Saremo un volto collettivo, uno spazio sicuro per chi deve affrontare problemi individuali di svalutazione del lavoro: daremo consigli e indicazioni per venirne a capo, basandoci su un’attività continua di osservazione, di dialogo e di studio, attraverso diversi tavoli di lavoro.
Chi avrà bisogno di aiuto e di riconoscere e migliorare la propria condizione di lavoratrice e lavoratore dell’architettura saprà dove trovarci e come contattarci.
7 - Le nostre proposte
Per le studentesse, gli studenti e le/i neolaureate/i:
- stop ai tirocini gratuiti e sottopagati, a qualsiasi livello, inclusi i tirocini alternativi alla prova scritta per l’esame di Stato;
- sviluppo di una consapevolezza volta a riconoscere il valore del proprio lavoro, per contrastare sul nascere ogni forma di auto-svalutazione e sfruttamento;
- formazione universitaria attenta alla complessità del mestiere, con una didattica che sappia tenere unite le dimensioni della teoria, del progetto, del disegno e del cantiere come momenti di un processo unitario;
- promozione della collaborazione e del rispetto reciproci come base per affrontare l’apprendimento e il mestiere, contro ogni forma di esasperazione competitiva e di perseguimento di un prestigio puramente individuale.

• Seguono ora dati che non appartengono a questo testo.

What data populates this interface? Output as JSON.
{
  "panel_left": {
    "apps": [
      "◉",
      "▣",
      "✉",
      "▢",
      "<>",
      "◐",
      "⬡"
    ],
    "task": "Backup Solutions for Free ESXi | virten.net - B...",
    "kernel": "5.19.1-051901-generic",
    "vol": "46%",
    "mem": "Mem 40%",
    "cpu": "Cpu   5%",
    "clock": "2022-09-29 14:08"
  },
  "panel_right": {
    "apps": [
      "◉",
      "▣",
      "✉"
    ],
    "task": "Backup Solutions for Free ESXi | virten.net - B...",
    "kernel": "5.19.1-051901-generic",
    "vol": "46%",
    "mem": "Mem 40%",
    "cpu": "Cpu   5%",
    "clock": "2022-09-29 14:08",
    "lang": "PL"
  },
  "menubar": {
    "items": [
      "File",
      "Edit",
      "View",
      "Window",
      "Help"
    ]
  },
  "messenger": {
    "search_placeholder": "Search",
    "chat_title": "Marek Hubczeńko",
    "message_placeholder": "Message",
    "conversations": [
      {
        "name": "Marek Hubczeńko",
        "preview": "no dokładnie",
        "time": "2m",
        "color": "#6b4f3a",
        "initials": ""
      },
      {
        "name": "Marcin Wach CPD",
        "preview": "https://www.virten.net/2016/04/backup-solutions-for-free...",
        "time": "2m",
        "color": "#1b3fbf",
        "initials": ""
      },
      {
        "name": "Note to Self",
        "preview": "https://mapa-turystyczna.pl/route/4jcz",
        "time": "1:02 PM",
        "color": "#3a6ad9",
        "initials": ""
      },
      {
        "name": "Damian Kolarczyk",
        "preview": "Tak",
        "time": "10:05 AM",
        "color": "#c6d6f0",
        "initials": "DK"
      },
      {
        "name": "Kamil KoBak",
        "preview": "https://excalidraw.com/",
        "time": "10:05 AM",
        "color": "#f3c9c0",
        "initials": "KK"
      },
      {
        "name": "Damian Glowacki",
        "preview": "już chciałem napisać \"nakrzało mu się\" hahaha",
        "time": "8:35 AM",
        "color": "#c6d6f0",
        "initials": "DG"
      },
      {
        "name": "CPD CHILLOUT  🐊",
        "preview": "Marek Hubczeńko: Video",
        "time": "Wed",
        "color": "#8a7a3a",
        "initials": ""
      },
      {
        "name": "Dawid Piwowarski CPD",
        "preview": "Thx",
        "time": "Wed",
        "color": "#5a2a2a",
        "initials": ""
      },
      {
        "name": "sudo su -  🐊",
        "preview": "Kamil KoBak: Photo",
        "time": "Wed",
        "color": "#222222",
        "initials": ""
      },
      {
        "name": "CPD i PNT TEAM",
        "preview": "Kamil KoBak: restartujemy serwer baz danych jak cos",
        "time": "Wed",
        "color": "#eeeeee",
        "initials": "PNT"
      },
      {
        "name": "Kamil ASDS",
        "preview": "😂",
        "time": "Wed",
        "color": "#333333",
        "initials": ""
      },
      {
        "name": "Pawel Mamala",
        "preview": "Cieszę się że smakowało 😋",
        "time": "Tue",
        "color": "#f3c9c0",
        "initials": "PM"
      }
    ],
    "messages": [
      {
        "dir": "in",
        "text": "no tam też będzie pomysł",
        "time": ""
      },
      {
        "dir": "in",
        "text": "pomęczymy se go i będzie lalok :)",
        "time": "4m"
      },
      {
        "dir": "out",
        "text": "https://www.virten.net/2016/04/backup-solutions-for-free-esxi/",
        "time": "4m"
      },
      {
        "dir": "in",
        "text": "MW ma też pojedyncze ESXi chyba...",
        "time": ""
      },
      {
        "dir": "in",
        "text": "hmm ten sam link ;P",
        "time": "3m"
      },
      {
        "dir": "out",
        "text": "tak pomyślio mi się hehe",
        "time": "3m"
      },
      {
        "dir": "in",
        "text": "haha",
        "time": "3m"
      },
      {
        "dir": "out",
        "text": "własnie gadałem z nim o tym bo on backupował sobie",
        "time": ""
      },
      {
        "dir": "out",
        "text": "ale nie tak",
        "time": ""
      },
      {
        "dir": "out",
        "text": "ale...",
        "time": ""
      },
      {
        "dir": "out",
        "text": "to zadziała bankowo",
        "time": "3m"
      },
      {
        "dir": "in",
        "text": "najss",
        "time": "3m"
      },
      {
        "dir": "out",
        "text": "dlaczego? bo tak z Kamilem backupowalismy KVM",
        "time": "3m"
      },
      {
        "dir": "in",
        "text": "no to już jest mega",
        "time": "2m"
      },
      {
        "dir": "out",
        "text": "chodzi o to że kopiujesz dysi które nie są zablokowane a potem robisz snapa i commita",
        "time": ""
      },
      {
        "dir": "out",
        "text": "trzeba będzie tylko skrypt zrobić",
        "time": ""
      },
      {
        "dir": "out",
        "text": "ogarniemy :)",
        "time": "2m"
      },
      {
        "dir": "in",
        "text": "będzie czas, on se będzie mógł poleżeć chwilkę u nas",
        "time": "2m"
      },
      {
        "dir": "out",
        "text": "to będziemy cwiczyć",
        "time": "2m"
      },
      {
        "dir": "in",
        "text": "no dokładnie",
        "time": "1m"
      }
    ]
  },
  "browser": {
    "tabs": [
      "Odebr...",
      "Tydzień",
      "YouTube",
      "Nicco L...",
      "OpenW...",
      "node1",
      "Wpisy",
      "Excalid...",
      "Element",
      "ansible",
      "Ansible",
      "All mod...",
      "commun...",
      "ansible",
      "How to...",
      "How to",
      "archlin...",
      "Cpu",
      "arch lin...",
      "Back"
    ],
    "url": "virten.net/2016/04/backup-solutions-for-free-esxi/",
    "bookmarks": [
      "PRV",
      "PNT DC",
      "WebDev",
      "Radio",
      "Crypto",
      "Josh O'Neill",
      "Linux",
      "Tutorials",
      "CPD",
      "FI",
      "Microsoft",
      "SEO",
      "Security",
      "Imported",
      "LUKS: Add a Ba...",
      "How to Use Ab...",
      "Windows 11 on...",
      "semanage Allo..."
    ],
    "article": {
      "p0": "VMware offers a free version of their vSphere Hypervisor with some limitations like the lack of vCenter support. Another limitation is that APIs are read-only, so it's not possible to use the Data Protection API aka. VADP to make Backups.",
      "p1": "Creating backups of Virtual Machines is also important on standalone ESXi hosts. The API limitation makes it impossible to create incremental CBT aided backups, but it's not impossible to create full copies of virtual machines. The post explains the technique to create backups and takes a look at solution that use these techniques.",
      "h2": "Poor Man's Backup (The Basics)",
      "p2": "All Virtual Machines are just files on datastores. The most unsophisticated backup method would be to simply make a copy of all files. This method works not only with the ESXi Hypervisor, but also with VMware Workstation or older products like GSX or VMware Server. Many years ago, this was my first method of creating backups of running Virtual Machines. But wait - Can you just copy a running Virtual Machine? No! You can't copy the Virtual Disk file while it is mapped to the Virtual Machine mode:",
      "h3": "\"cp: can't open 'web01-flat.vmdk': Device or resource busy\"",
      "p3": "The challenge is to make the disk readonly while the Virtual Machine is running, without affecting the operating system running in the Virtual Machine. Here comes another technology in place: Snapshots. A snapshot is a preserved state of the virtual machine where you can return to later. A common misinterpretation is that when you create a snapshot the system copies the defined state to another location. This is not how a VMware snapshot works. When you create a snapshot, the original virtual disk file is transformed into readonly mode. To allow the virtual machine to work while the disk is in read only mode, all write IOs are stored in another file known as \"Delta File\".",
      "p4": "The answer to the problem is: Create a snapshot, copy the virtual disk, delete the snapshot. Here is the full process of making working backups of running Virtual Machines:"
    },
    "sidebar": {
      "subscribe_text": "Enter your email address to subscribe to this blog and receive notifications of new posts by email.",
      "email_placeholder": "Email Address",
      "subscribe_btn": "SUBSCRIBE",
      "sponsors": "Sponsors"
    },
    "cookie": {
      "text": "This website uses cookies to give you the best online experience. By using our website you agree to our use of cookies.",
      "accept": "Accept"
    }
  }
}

Per i titolari di studi e i liberi professionisti autonomi:
- ristabilire i minimi tariffari, ripensati in base alle esigenze di mercato odierne;
- normalizzare il lavoro dipendente, tramite l’elaborazione di strumenti normativi chiari affinché sia possibile per un titolare assumere (costi equilibrati, CCNL, Inarcassa);
- agevolazioni fiscali per la creazione di luoghi di lavoro consoni;
- quantificazione non sottostimata dei collaboratori necessari e adeguati alla complessità della commessa, per evitare parcelle inadeguate a coprirne i compensi;
- equa accessibilità ai concorsi pubblici e privati;
- calmiere per il ribasso delle parcelle;
- ammortizzatori sociali.
Per le collaboratrici e i collaboratori stabili:
- obiettivo di breve termine: adeguamento immediato di tutti i compensi al costo reale della vita;
- obiettivo tendenziale: estinzione della pratica legalizzata ed ingiusta della finta partita IVA a favore di contratti di assunzione equi e chiari, i quali non precludano la permanenza presso Inarcassa e che facciano capo ad un CCNL in cui siano stabiliti salario minimo, scatti, tutele, monte ore etc.;
- riconoscimento ufficiale e preciso dei ruoli nell’organigramma di studio;
- postazioni di lavoro adeguate in termini di ergonomia, hardware e software;
- equilibrio lavoro/tempo libero (monte ore mensile minimo e massimo, riconoscimento degli straordinari);
- adeguata copertura per incidenti, malattia ecc.;
- dispositivi di tutela della maternità e della paternità, in termini paritari fra donne e uomini.